DF: Die Einschaltquoten können sich mehr als sehen lassen, wie haben sich diese aktuell entwickelt?
RE: An das Osterfest 2023 denken wir gerade besonders gerne zurück, denn wir verzeichneten am Karfreitag einen neuen Quotenrekord für den Sender in der Altersgruppe der 14- bis 59-jährigen Zuschauer. Dies haben wir der Marathonprogrammierung der „Schwarzwaldklinik“ zu verdanken, die über Ostern ganz hervorragend funktioniert hat. Mit unseren Zuschauerzahlen und Marktanteilen können wir längst mit einigen Free-TV-Sendern konkurrieren und das bestärkt uns in unserer Programmausrichtung.
DF: 2002 hatte Premiere den Heimatkanal kurzzeitig eingestellt und die Filme in Premiere Nostalgie integriert. Warum wollten das die Zuschauer nicht?
RE: Premiere-Chef Dr. Georg Kofler wollte damals das einfache „Premiere 1-7“-Prinzip und musste die Programmpakete auch vor dem Hintergrund der Kirch-Insolvenz straffen.

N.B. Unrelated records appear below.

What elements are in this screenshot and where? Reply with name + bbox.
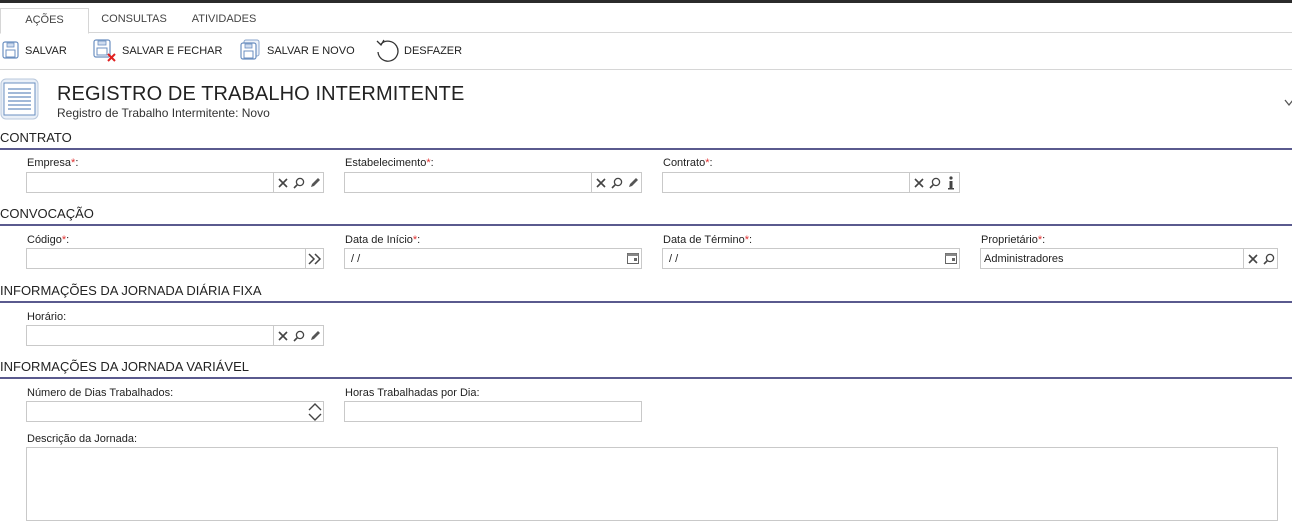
search-icon[interactable] (290, 326, 307, 345)
section-jornada-variavel: INFORMAÇÕES DA JORNADA VARIÁVEL (0, 359, 1292, 379)
label-colon: : (170, 387, 174, 399)
num-dias-label: Número de Dias Trabalhados: (27, 387, 173, 399)
label-colon: : (134, 433, 138, 445)
save-and-new-button[interactable]: SALVAR E NOVO (240, 39, 355, 63)
proprietario-field[interactable]: Administradores (980, 248, 1278, 269)
save-button[interactable]: SALVAR (2, 39, 67, 63)
save-and-close-button[interactable]: SALVAR E FECHAR (93, 38, 223, 65)
horas-dia-field[interactable] (344, 401, 642, 422)
clear-icon[interactable] (274, 326, 291, 345)
proprietario-value: Administradores (984, 253, 1064, 265)
save-icon (2, 40, 20, 63)
data-termino-field[interactable]: / / (662, 248, 960, 269)
descricao-label: Descrição da Jornada: (27, 433, 137, 445)
edit-icon[interactable] (306, 326, 323, 345)
label-colon: : (430, 157, 434, 169)
spinner-down-icon[interactable] (306, 412, 323, 422)
horas-dia-label-text: Horas Trabalhadas por Dia (345, 387, 477, 399)
clear-icon[interactable] (1244, 249, 1261, 268)
save-label: SALVAR (25, 45, 67, 57)
horario-field[interactable] (26, 325, 324, 346)
estabelecimento-label-text: Estabelecimento (345, 157, 427, 169)
codigo-label-text: Código (27, 234, 62, 246)
page-title: REGISTRO DE TRABALHO INTERMITENTE (57, 83, 465, 105)
label-colon: : (709, 157, 713, 169)
section-convocacao: CONVOCAÇÃO (0, 206, 1292, 226)
horario-label-text: Horário (27, 311, 64, 323)
section-jornada-fixa-title: INFORMAÇÕES DA JORNADA DIÁRIA FIXA (0, 283, 262, 298)
save-close-icon (93, 38, 117, 65)
num-dias-label-text: Número de Dias Trabalhados (27, 387, 171, 399)
tab-atividades[interactable]: ATIVIDADES (183, 8, 265, 33)
label-colon: : (63, 311, 67, 323)
undo-label: DESFAZER (404, 45, 463, 57)
command-toolbar: SALVAR SALVAR E FECHAR SALVAR E NOVO DES… (0, 33, 1292, 70)
estabelecimento-field[interactable] (344, 172, 642, 193)
undo-button[interactable]: DESFAZER (375, 39, 462, 63)
save-new-icon (240, 39, 262, 64)
label-colon: : (417, 234, 421, 246)
data-termino-label: Data de Término*: (663, 234, 752, 246)
search-icon[interactable] (608, 173, 625, 192)
section-contrato: CONTRATO (0, 130, 1292, 150)
form-list-icon (0, 78, 40, 120)
descricao-label-text: Descrição da Jornada (27, 433, 135, 445)
calendar-icon[interactable] (942, 249, 959, 268)
label-colon: : (1042, 234, 1046, 246)
empresa-label: Empresa*: (27, 157, 78, 169)
calendar-icon[interactable] (624, 249, 641, 268)
codigo-field[interactable] (26, 248, 324, 269)
ribbon-tabs: AÇÕES CONSULTAS ATIVIDADES (0, 3, 1292, 34)
edit-icon[interactable] (306, 173, 323, 192)
codigo-label: Código*: (27, 234, 69, 246)
section-contrato-title: CONTRATO (0, 130, 72, 145)
clear-icon[interactable] (592, 173, 609, 192)
save-and-new-label: SALVAR E NOVO (267, 45, 355, 57)
horas-dia-label: Horas Trabalhadas por Dia: (345, 387, 480, 399)
empresa-label-text: Empresa (27, 157, 72, 169)
section-convocacao-title: CONVOCAÇÃO (0, 206, 94, 221)
proprietario-label: Proprietário*: (981, 234, 1045, 246)
contrato-label: Contrato*: (663, 157, 713, 169)
spinner-up-icon[interactable] (306, 402, 323, 412)
search-icon[interactable] (290, 173, 307, 192)
num-dias-stepper[interactable] (26, 401, 324, 422)
double-chevron-icon[interactable] (306, 249, 323, 268)
data-inicio-label: Data de Início*: (345, 234, 420, 246)
estabelecimento-label: Estabelecimento*: (345, 157, 434, 169)
clear-icon[interactable] (910, 173, 927, 192)
empresa-field[interactable] (26, 172, 324, 193)
label-colon: : (749, 234, 753, 246)
proprietario-label-text: Proprietário (981, 234, 1038, 246)
save-and-close-label: SALVAR E FECHAR (122, 45, 223, 57)
data-termino-value: / / (669, 253, 679, 265)
data-termino-label-text: Data de Término (663, 234, 745, 246)
descricao-textarea[interactable] (26, 447, 1278, 521)
data-inicio-value: / / (351, 253, 361, 265)
page-subtitle: Registro de Trabalho Intermitente: Novo (57, 106, 270, 120)
tab-acoes[interactable]: AÇÕES (0, 8, 89, 34)
clear-icon[interactable] (274, 173, 291, 192)
data-inicio-field[interactable]: / / (344, 248, 642, 269)
search-icon[interactable] (1260, 249, 1277, 268)
label-colon: : (476, 387, 480, 399)
section-jornada-variavel-title: INFORMAÇÕES DA JORNADA VARIÁVEL (0, 359, 249, 374)
edit-icon[interactable] (624, 173, 641, 192)
info-icon[interactable] (942, 173, 959, 192)
contrato-field[interactable] (662, 172, 960, 193)
tab-consultas[interactable]: CONSULTAS (96, 8, 172, 33)
chevron-down-icon[interactable] (1284, 96, 1292, 110)
label-colon: : (66, 234, 70, 246)
horario-label: Horário: (27, 311, 66, 323)
section-jornada-fixa: INFORMAÇÕES DA JORNADA DIÁRIA FIXA (0, 283, 1292, 303)
search-icon[interactable] (926, 173, 943, 192)
contrato-label-text: Contrato (663, 157, 706, 169)
data-inicio-label-text: Data de Início (345, 234, 413, 246)
undo-icon (375, 37, 401, 66)
label-colon: : (75, 157, 79, 169)
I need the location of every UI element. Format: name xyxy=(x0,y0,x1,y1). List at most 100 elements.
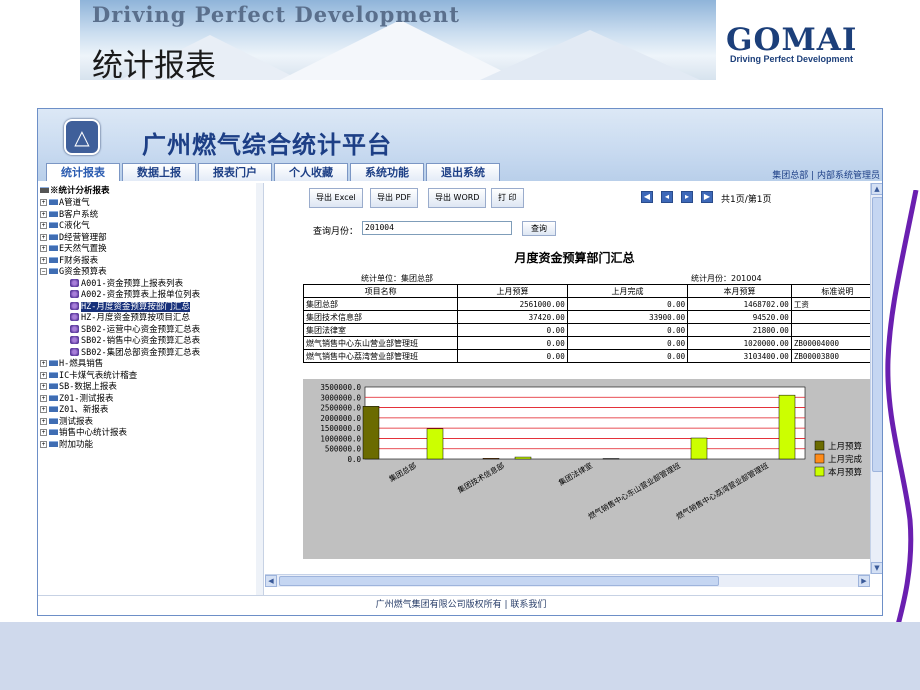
tree-folder-item[interactable]: + A管道气 xyxy=(40,198,90,209)
table-header-row: 项目名称 上月预算 上月完成 本月预算 标准说明 xyxy=(302,284,882,298)
expand-toggle-icon[interactable]: + xyxy=(40,245,47,252)
folder-icon xyxy=(49,245,58,251)
table-cell: 3103400.00 xyxy=(687,349,792,363)
tree-folder-item[interactable]: + E天然气置换 xyxy=(40,244,107,255)
column-header: 上月预算 xyxy=(457,284,568,298)
expand-toggle-icon[interactable]: + xyxy=(40,429,47,436)
tab-statistics-reports[interactable]: 统计报表 xyxy=(46,163,120,181)
expand-toggle-icon[interactable]: + xyxy=(40,371,47,379)
previous-page-icon[interactable]: ◂ xyxy=(661,191,673,203)
expand-toggle-icon[interactable]: + xyxy=(40,383,47,390)
slide-title: 统计报表 xyxy=(92,48,216,84)
horizontal-scroll-thumb[interactable] xyxy=(279,576,719,586)
column-header: 上月完成 xyxy=(566,284,689,298)
tree-report-item[interactable]: SB02-运营中心资金预算汇总表 xyxy=(70,324,200,336)
tree-item-label: C液化气 xyxy=(59,221,90,231)
vertical-scrollbar[interactable]: ▲ ▼ xyxy=(870,183,882,574)
scroll-up-icon[interactable]: ▲ xyxy=(871,183,882,195)
tree-folder-item[interactable]: + 测试报表 xyxy=(40,417,93,428)
table-cell: 33900.00 xyxy=(566,310,689,324)
expand-toggle-icon[interactable]: + xyxy=(40,210,47,218)
tree-report-item[interactable]: A002-资金预算表上报单位列表 xyxy=(70,290,200,301)
tree-item-label: A001-资金预算上报表列表 xyxy=(81,278,184,289)
company-logo: GOMAI xyxy=(726,22,858,58)
expand-toggle-icon[interactable]: + xyxy=(40,222,47,229)
tree-folder-item[interactable]: − G资金预算表 xyxy=(40,267,107,278)
table-row: 集团技术信息部 37420.00 33900.00 94520.00 xyxy=(302,310,882,324)
expand-toggle-icon[interactable]: + xyxy=(40,233,47,241)
tree-report-item[interactable]: A001-资金预算上报表列表 xyxy=(70,278,184,290)
tree-item-label: A002-资金预算表上报单位列表 xyxy=(81,290,201,300)
vertical-scroll-thumb[interactable] xyxy=(872,197,882,472)
tree-report-item[interactable]: HZ-月度资金预算按部门汇总 xyxy=(70,301,190,313)
export-excel-button[interactable]: 导出 Excel xyxy=(309,188,363,208)
tree-folder-item[interactable]: + Z01-测试报表 xyxy=(40,394,113,405)
tree-folder-item[interactable]: + C液化气 xyxy=(40,221,90,232)
table-row: 燃气销售中心荔湾营业部管理班 0.00 0.00 3103400.00 ZB000038… xyxy=(302,349,882,363)
scroll-left-icon[interactable]: ◀ xyxy=(265,575,277,587)
y-tick-label: 2000000.0 xyxy=(320,414,361,423)
print-button[interactable]: 打 印 xyxy=(491,188,524,208)
folder-icon xyxy=(49,360,58,366)
first-page-icon[interactable]: ◀ xyxy=(641,191,653,203)
tree-folder-item[interactable]: + B客户系统 xyxy=(40,210,98,221)
tree-report-item[interactable]: SB02-销售中心资金预算汇总表 xyxy=(70,336,200,347)
tree-root-icon xyxy=(40,187,49,193)
slide-banner: Driving Perfect Development 统计报表 GOMAI D… xyxy=(0,0,920,84)
next-page-icon[interactable]: ▸ xyxy=(681,191,693,203)
last-page-icon[interactable]: ▶ xyxy=(701,191,713,203)
tree-item-label: HZ-月度资金预算按部门汇总 xyxy=(81,301,190,312)
tab-logout[interactable]: 退出系统 xyxy=(426,163,500,181)
query-month-input[interactable]: 201004 xyxy=(362,221,512,235)
scroll-down-icon[interactable]: ▼ xyxy=(871,562,882,574)
tree-item-label: IC卡煤气表统计稽查 xyxy=(59,370,138,381)
tree-root[interactable]: ※统计分析报表 xyxy=(40,186,110,197)
export-word-button[interactable]: 导出 WORD xyxy=(428,188,487,208)
tab-data-submission[interactable]: 数据上报 xyxy=(122,163,196,181)
table-cell: 2561000.00 xyxy=(457,297,568,311)
bar-3-2 xyxy=(690,437,708,460)
tab-system-functions[interactable]: 系统功能 xyxy=(350,163,424,181)
table-row: 燃气销售中心东山营业部管理班 0.00 0.00 1020000.00 ZB000040… xyxy=(302,336,882,350)
expand-toggle-icon[interactable]: + xyxy=(40,256,47,264)
y-tick-label: 3000000.0 xyxy=(320,393,361,402)
tree-folder-item[interactable]: + H-燃具销售 xyxy=(40,359,103,370)
query-button[interactable]: 查询 xyxy=(522,221,556,236)
tree-folder-item[interactable]: + 销售中心统计报表 xyxy=(40,428,127,439)
y-tick-label: 500000.0 xyxy=(325,445,362,454)
report-icon xyxy=(70,290,79,298)
tree-folder-item[interactable]: + SB-数据上报表 xyxy=(40,382,117,393)
expand-toggle-icon[interactable]: + xyxy=(40,440,47,448)
table-cell: 94520.00 xyxy=(687,310,792,324)
tree-folder-item[interactable]: + F财务报表 xyxy=(40,256,98,267)
tab-favorites[interactable]: 个人收藏 xyxy=(274,163,348,181)
tree-item-label: 销售中心统计报表 xyxy=(59,428,128,438)
banner-motto: Driving Perfect Development xyxy=(92,2,460,27)
expand-toggle-icon[interactable]: + xyxy=(40,199,47,206)
column-header: 本月预算 xyxy=(687,284,792,298)
pane-splitter[interactable] xyxy=(256,183,264,595)
expand-toggle-icon[interactable]: + xyxy=(40,417,47,425)
y-tick-label: 0.0 xyxy=(347,455,361,464)
tree-folder-item[interactable]: + 附加功能 xyxy=(40,440,93,451)
slide-bottom-band xyxy=(0,622,920,690)
tree-report-item[interactable]: SB02-集团总部资金预算汇总表 xyxy=(70,347,200,359)
tree-folder-item[interactable]: + Z01、新报表 xyxy=(40,405,108,416)
tree-report-item[interactable]: HZ-月度资金预算按项目汇总 xyxy=(70,313,190,324)
report-tree: ※统计分析报表 + A管道气 + B客户系统 + C液化气 + D经营管理部 + E天然气置换 + F… xyxy=(38,183,256,595)
collapse-toggle-icon[interactable]: − xyxy=(40,268,47,275)
scroll-right-icon[interactable]: ▶ xyxy=(858,575,870,587)
tab-report-portal[interactable]: 报表门户 xyxy=(198,163,272,181)
expand-toggle-icon[interactable]: + xyxy=(40,394,47,402)
expand-toggle-icon[interactable]: + xyxy=(40,360,47,367)
bar-4-2 xyxy=(778,394,796,460)
table-cell: 0.00 xyxy=(566,349,689,363)
tree-folder-item[interactable]: + D经营管理部 xyxy=(40,233,107,244)
folder-icon xyxy=(49,210,58,217)
expand-toggle-icon[interactable]: + xyxy=(40,406,47,413)
bar-1-1 xyxy=(482,458,500,460)
tree-folder-item[interactable]: + IC卡煤气表统计稽查 xyxy=(40,371,137,382)
export-pdf-button[interactable]: 导出 PDF xyxy=(370,188,419,208)
horizontal-scrollbar[interactable]: ◀ ▶ xyxy=(265,574,870,587)
table-cell: 燃气销售中心荔湾营业部管理班 xyxy=(302,349,459,363)
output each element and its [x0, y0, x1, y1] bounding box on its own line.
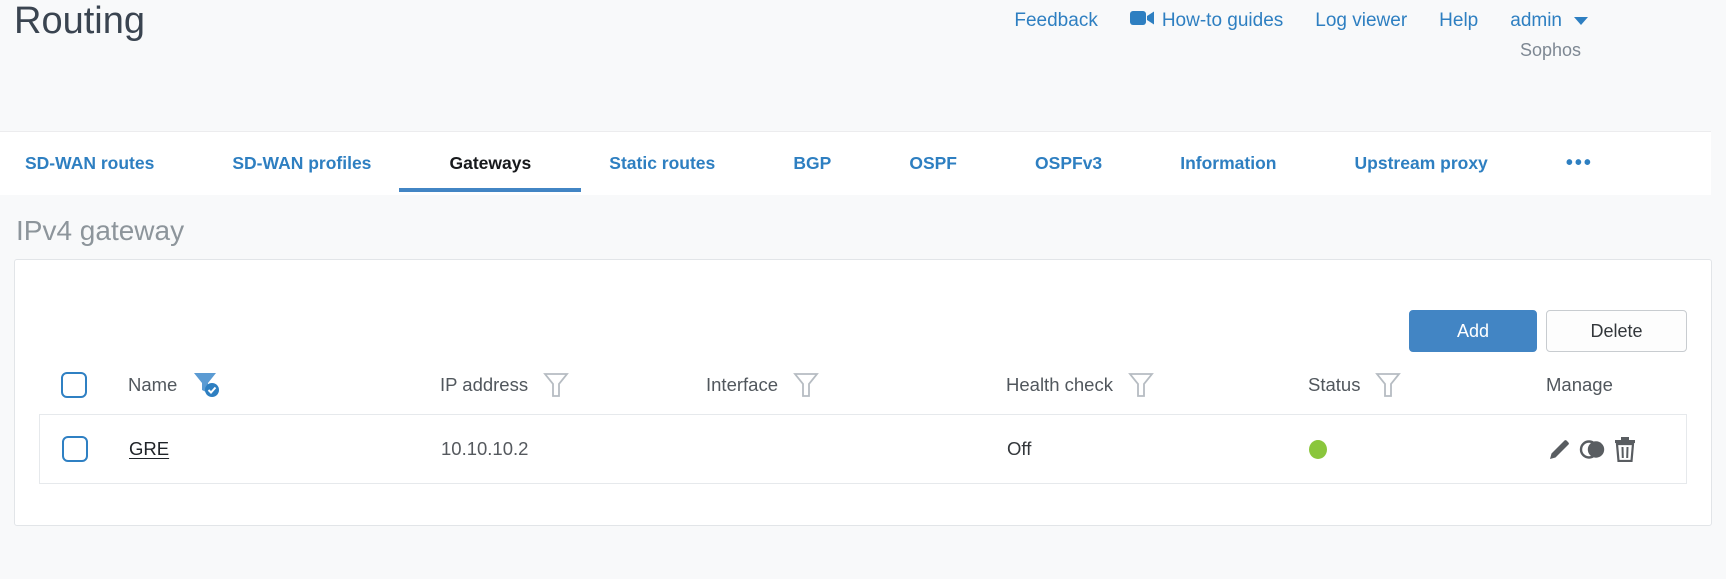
- delete-icon[interactable]: [1613, 436, 1637, 462]
- section-heading: IPv4 gateway: [16, 215, 185, 246]
- edit-icon[interactable]: [1547, 437, 1572, 462]
- tabs-more-button[interactable]: •••: [1566, 132, 1593, 195]
- column-header-status: Status: [1308, 374, 1361, 395]
- gateway-table: Name IP address Interface Health check S…: [39, 356, 1687, 484]
- top-nav: Feedback How-to guides Log viewer Help a…: [1014, 10, 1588, 32]
- tab-sdwan-profiles[interactable]: SD-WAN profiles: [232, 132, 371, 195]
- log-viewer-link[interactable]: Log viewer: [1315, 10, 1407, 32]
- filter-icon[interactable]: [1128, 372, 1154, 398]
- video-camera-icon: [1129, 10, 1154, 32]
- filter-icon[interactable]: [793, 372, 819, 398]
- table-header-row: Name IP address Interface Health check S…: [39, 356, 1687, 414]
- column-header-interface: Interface: [706, 374, 778, 395]
- tab-upstream-proxy[interactable]: Upstream proxy: [1355, 132, 1488, 195]
- add-button[interactable]: Add: [1409, 310, 1537, 352]
- page-title: Routing: [14, 0, 145, 42]
- user-name: admin: [1510, 10, 1562, 31]
- ipv4-gateway-card: Add Delete Name IP address Interface Hea…: [14, 259, 1712, 526]
- brand-label: Sophos: [1519, 40, 1581, 60]
- tab-gateways[interactable]: Gateways: [449, 132, 531, 195]
- delete-button[interactable]: Delete: [1546, 310, 1687, 352]
- column-header-ip-address: IP address: [440, 374, 529, 395]
- ip-address-value: 10.10.10.2: [441, 438, 529, 459]
- bottom-strip: [0, 579, 1726, 588]
- row-checkbox[interactable]: [62, 436, 88, 462]
- chevron-down-icon: [1574, 17, 1588, 25]
- manage-actions: [1547, 436, 1686, 462]
- tab-ospf[interactable]: OSPF: [909, 132, 957, 195]
- column-header-health-check: Health check: [1006, 374, 1113, 395]
- table-row: GRE 10.10.10.2 Off: [40, 415, 1686, 483]
- clone-icon[interactable]: [1579, 437, 1606, 462]
- column-header-name: Name: [128, 374, 178, 395]
- toolbar: Add Delete: [15, 260, 1711, 352]
- help-link[interactable]: Help: [1439, 10, 1478, 32]
- howto-guides-link[interactable]: How-to guides: [1129, 10, 1283, 32]
- column-header-manage: Manage: [1546, 374, 1613, 395]
- user-menu[interactable]: admin: [1510, 10, 1588, 32]
- filter-icon[interactable]: [543, 372, 569, 398]
- filter-active-icon[interactable]: [192, 371, 222, 399]
- health-check-value: Off: [1007, 438, 1032, 459]
- filter-icon[interactable]: [1375, 372, 1402, 398]
- tab-static-routes[interactable]: Static routes: [609, 132, 715, 195]
- select-all-checkbox[interactable]: [61, 372, 87, 398]
- feedback-link[interactable]: Feedback: [1014, 10, 1097, 32]
- tab-information[interactable]: Information: [1180, 132, 1276, 195]
- gateway-name-link[interactable]: GRE: [129, 438, 169, 459]
- table-body: GRE 10.10.10.2 Off: [39, 414, 1687, 484]
- tab-sdwan-routes[interactable]: SD-WAN routes: [25, 132, 154, 195]
- tab-ospfv3[interactable]: OSPFv3: [1035, 132, 1102, 195]
- page-header: Routing Feedback How-to guides Log viewe…: [0, 0, 1726, 131]
- routing-tab-bar: SD-WAN routes SD-WAN profiles Gateways S…: [0, 131, 1711, 195]
- status-dot: [1309, 439, 1327, 459]
- tab-bgp[interactable]: BGP: [793, 132, 831, 195]
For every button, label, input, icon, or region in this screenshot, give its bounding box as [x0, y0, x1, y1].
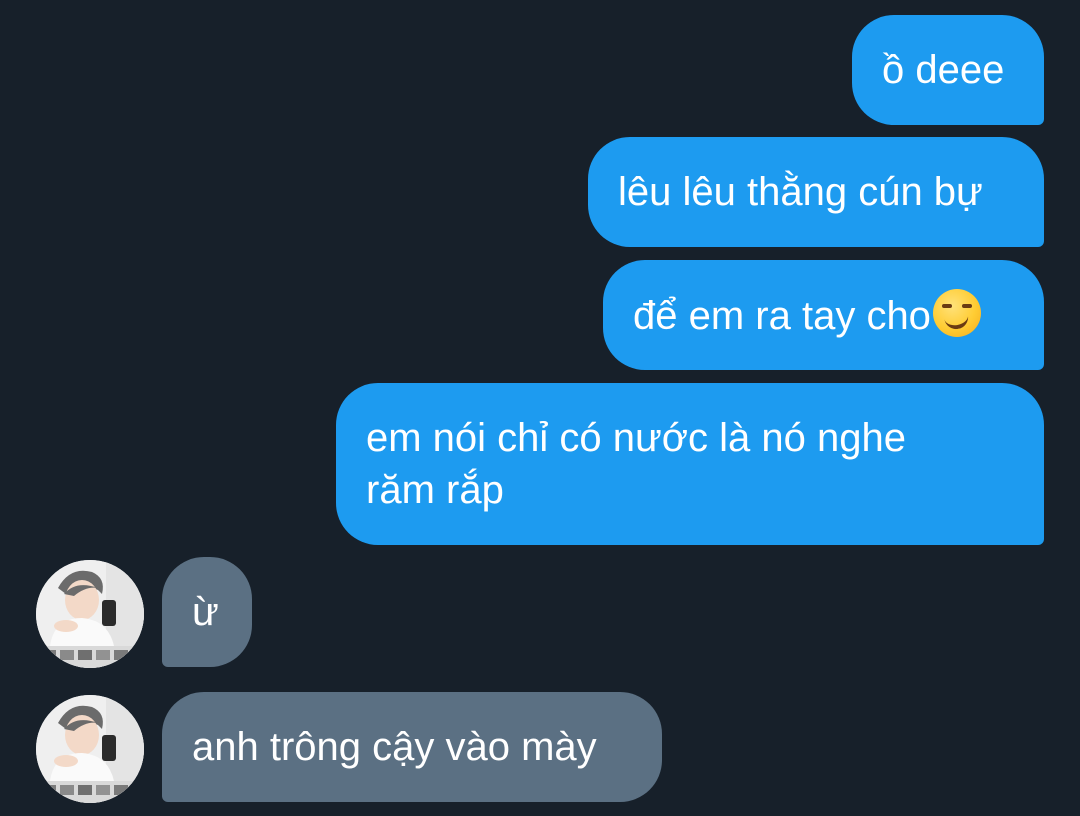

Uns sind die Callcenter zusammengebrochen, weil die Zuschauer mit Kündigung drohten und „ihren“ Heimatkanal wieder zurückhaben wollten. Dies wusste auch Gottfried Zmeck, der als Dienstleistung für Premiere bereits die Programmplanung für den Heimatkanal und den damaligen Filmpalast machte, und bot an, den Heimatkanal eigenständig mit seiner Firma weiterzuführen. Eine gute Entscheidung, wie sich schon kurze Zeit später herausstellte.
DF: Das Image des Begriffs „Heimat“ hat sich stark gewandelt und ist bei der jungen Generation wieder „in“.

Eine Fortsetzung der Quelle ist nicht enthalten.